Donald Trump is taking his attacks against Republican nominating conventions, such as Saturday’s in Wyoming and last weekend’s in Colorado, to a new level.

Speaking at a rally in Syracuse, New York, Trump fired up the crowd by railing against how delegates to the Republican National Convention in Cleveland are being selected in some states. Not coincidentally, those are states where Texas Sen. Ted Cruz is picking up delegates selected by party officials and activists instead of voters. Trump has done much better in states with primaries, such as New York, which votes on Tuesday.

“The system is rigged,” Trump said in Syracuse. “They gotta do something about it. The Republican National Committee better get going because I’ll tell you what, you’re gonna have a rough time at that convention in July … because people want to vote and the people wanna be represented properly.”

Earlier Saturday, Trump said voters in Wyoming, where state Republicans are meeting in Casper, are essentially being bought off.

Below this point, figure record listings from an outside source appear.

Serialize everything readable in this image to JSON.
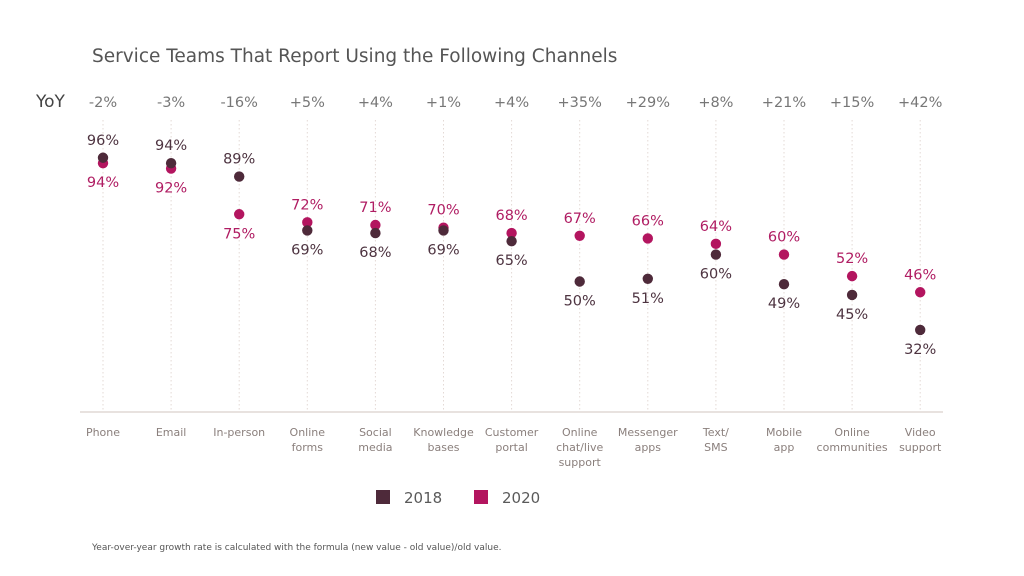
{
  "chart_data": {
    "type": "scatter",
    "title": "Service Teams That Report Using the Following Channels",
    "yoy_label": "YoY",
    "categories": [
      [
        "Phone"
      ],
      [
        "Email"
      ],
      [
        "In-person"
      ],
      [
        "Online",
        "forms"
      ],
      [
        "Social",
        "media"
      ],
      [
        "Knowledge",
        "bases"
      ],
      [
        "Customer",
        "portal"
      ],
      [
        "Online",
        "chat/live",
        "support"
      ],
      [
        "Messenger",
        "apps"
      ],
      [
        "Text/",
        "SMS"
      ],
      [
        "Mobile",
        "app"
      ],
      [
        "Online",
        "communities"
      ],
      [
        "Video",
        "support"
      ]
    ],
    "yoy": [
      "-2%",
      "-3%",
      "-16%",
      "+5%",
      "+4%",
      "+1%",
      "+4%",
      "+35%",
      "+29%",
      "+8%",
      "+21%",
      "+15%",
      "+42%"
    ],
    "series": [
      {
        "name": "2018",
        "color": "#4e2a3a",
        "values": [
          96,
          94,
          89,
          69,
          68,
          69,
          65,
          50,
          51,
          60,
          49,
          45,
          32
        ]
      },
      {
        "name": "2020",
        "color": "#b3155f",
        "values": [
          94,
          92,
          75,
          72,
          71,
          70,
          68,
          67,
          66,
          64,
          60,
          52,
          46
        ]
      }
    ],
    "value_suffix": "%",
    "ylim": [
      0,
      100
    ],
    "grid": "vertical dotted lines per category",
    "legend": "bottom-center",
    "xlabel": "",
    "ylabel": ""
  },
  "footnote": "Year-over-year growth rate is calculated with the formula (new value - old value)/old value."
}
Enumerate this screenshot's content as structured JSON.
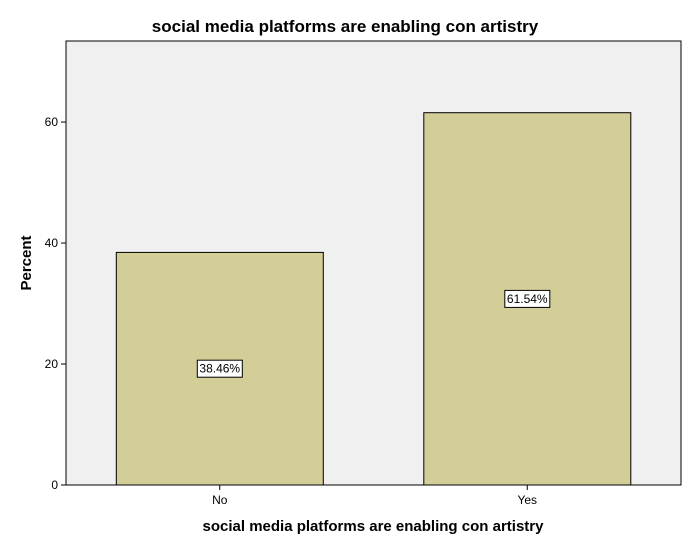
{
  "colors": {
    "plot_background": "#f0f0f0",
    "bar_fill": "#d3ce97",
    "bar_stroke": "#000000",
    "axis": "#000000"
  },
  "chart_data": {
    "type": "bar",
    "title": "social media platforms are enabling con artistry",
    "xlabel": "social media platforms are enabling con artistry",
    "ylabel": "Percent",
    "categories": [
      "No",
      "Yes"
    ],
    "values": [
      38.46,
      61.54
    ],
    "data_labels": [
      "38.46%",
      "61.54%"
    ],
    "ylim": [
      0,
      73.4
    ],
    "yticks": [
      0,
      20,
      40,
      60
    ],
    "ytick_labels": [
      "0",
      "20",
      "40",
      "60"
    ],
    "grid": false,
    "legend": "none"
  }
}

“I don’t want to waste millions of dollars going out to Wyoming many months before to wine and dine and to essentially pay off all these people because a lot of it’s a pay-off,” he said on “Fox and Friends.” “You understand that, they treat ’em, they take ’em to dinner, they get ’em hotels. I mean the whole thing’s a big pay-off, has nothing to do with democracy.”

Matt Micheli, the Wyoming GOP chairman, denied Trump’s accusations.

“Absolutely untrue, absolutely not,” Micheli told CNN. “This is a process that we’ve done for 40 years. This is a process that people here are being elected by their peers.”

Michelle Kenyon, 58, a Cruz backer and geologist from Kemmerer, Wyoming, sought out reporters at the convention center to rebut Trump’s comments from “Fox and Friends.”

“I felt insulted” by his interview, she said. “It’s Trump that’s lying.”

No one from her state delegation of 20 people from Lincoln County has had their room and board paid for, she said. “I’m doing this on my own free will because I believe in the Republican Party and I believe in America.”

Wyoming delegates to the national convention are elected in two phases. Twelve were chosen at county conventions last month, with 14 selected Saturday in Casper. Of the 12 already picked, nine are pledged to Cruz, one to Trump, one to Florida Sen. Marco Rubio and one is uncommitted.

The Trump delegate, Dr. Jon Baker, said he believes that overall, the setup has hurt the national front-runner.

“The whole process of the precincts and county conventions is still somewhat confusing to me,” Baker said. “I sense it works against Trump because he has not been involved.”

But Baker, a dermatologist who got involved in the GOP here because of Trump, said his campaign also has not actively courted him or talked about what might happen beyond the first ballot.

“As far as today, they haven’t brought up strategy at all,” he said.

RNC Chairman Reince Priebus defended the nominating process Friday in an interview with CNN’s Wolf Blitzer, saying that if Trump doesn’t like the rules, he can change them.

“This is a very normal system that we’ve been using for many years,” Priebus said on “Wolf.”